I am looking for a speech recognition API that returns interim results as the user is speaking, similarly to what Google does on its homepage (https://www.google.com). I am looking for an API that supports French. What I want to do is to create a web application that works similarly to Google vocal search.

  • Google Speech API is not recommended for professional development, since it changes often and is not completely documented.
  • IBM Watson doesn't support French
  • AT&T Speech API doesn't return interim results
  • CMU Sphinx returns incredibly bad results (see a demo here: http://syl22-00.github.io/pocketsphinx.js/live-demo.html)
  • Nuance products don't seem to be made for a web application. (if you know what should I do to use them, I am interested!)

Solution

  • Microsoft's Project Oxford Speech Recognition API, used by Cortana and Skype Translator, meets both of your criteria: it supports French (and 6 other languages) and returns partial/interim/online hypotheses as you stream audio to it.

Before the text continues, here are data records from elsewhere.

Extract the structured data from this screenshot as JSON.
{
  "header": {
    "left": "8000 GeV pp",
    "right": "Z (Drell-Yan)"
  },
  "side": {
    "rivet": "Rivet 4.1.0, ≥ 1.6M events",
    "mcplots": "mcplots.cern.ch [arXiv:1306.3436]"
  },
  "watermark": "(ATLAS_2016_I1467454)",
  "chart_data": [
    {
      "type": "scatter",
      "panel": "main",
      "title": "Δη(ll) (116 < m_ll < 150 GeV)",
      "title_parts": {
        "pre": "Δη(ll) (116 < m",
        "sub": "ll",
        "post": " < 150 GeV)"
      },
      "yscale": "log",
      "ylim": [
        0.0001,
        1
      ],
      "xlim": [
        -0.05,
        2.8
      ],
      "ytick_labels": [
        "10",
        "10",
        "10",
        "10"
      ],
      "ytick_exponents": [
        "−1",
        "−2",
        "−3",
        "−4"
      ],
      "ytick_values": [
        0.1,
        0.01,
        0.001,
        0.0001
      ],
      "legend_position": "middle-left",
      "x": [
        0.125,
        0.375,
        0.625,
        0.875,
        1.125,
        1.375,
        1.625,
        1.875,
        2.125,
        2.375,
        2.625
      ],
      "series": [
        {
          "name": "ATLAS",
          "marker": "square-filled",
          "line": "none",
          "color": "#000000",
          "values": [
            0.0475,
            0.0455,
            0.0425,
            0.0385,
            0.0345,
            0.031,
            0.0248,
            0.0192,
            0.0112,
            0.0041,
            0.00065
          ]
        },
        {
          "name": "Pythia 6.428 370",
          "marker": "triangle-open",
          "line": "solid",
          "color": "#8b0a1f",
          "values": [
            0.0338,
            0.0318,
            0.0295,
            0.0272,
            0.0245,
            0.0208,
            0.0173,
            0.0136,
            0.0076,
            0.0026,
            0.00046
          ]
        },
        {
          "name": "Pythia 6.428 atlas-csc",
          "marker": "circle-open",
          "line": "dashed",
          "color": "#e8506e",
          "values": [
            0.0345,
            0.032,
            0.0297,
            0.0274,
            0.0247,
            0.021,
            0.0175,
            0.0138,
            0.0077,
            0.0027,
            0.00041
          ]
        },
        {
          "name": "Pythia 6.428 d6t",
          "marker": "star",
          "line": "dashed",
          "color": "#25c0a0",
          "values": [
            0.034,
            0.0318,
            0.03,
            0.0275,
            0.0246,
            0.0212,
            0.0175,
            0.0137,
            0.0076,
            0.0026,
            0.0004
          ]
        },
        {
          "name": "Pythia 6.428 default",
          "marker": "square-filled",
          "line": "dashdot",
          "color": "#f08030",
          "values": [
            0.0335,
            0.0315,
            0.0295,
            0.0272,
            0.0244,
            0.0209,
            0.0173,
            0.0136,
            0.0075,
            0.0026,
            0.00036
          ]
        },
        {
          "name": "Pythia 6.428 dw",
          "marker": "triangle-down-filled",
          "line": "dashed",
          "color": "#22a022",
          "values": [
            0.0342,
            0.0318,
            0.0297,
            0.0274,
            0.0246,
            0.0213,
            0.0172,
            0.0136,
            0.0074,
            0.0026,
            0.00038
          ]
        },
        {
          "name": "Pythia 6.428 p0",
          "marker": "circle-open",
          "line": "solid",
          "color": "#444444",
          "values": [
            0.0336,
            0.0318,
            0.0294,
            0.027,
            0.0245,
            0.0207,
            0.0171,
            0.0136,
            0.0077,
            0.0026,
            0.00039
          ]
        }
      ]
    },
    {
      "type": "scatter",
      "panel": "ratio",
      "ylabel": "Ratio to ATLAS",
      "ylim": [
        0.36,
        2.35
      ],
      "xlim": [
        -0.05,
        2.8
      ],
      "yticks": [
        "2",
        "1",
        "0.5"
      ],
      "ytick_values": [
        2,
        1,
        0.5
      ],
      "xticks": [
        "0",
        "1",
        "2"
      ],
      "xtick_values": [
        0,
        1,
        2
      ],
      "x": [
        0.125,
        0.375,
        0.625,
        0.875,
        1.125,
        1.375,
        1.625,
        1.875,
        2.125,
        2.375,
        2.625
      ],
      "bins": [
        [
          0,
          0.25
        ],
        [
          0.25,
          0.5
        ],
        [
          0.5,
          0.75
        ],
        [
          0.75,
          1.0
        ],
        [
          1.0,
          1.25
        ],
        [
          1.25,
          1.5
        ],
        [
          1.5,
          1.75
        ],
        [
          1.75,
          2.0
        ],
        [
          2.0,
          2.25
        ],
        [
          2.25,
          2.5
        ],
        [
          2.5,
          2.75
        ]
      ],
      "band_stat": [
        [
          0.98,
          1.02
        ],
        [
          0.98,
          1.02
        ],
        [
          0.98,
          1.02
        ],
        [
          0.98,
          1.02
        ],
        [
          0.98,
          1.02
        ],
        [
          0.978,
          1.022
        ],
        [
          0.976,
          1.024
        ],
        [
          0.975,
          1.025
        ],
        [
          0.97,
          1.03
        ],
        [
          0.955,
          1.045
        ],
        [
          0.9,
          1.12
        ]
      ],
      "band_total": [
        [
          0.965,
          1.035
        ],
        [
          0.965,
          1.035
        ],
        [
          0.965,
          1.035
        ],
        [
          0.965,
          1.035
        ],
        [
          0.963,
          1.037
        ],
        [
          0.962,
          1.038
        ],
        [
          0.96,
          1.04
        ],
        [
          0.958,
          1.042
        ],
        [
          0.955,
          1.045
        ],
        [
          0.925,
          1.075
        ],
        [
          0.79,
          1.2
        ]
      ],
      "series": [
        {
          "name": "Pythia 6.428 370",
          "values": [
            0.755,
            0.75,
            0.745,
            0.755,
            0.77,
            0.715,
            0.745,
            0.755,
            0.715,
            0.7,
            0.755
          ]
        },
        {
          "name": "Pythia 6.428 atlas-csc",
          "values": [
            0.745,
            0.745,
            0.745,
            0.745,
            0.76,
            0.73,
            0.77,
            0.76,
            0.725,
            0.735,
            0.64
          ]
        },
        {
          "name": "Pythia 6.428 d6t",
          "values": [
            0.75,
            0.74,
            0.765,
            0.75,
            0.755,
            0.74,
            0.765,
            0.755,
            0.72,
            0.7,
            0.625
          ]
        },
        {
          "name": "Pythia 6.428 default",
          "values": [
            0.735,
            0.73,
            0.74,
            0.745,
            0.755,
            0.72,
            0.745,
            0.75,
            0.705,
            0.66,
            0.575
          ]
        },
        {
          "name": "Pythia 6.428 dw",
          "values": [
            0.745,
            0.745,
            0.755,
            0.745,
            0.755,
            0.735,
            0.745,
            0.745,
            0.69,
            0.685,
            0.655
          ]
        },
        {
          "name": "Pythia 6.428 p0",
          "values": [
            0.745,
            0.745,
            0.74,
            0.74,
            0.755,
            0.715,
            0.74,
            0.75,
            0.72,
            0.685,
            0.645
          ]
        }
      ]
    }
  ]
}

    (As an aside, the usual problem that causes terrible accuracy when doing online recognition with Pocketsphinx is bad CMN (cepstral mean normalization). When you give pocketsphinx a complete piece of audio to process it computes the CMN over the entire utterance, but when you stream audio to it it does not by default compute the CMN. One solution is to give it a complete utterance, retrieve the CMN computed by pocketsphinx, then use that CMN for the streaming audio. Note that CMN is different for each audio channel/environment, and that the Python interface to pocketsphinx doesn't offer an interface to CMN data. I have a patch if this is a route you'd like to investigate.)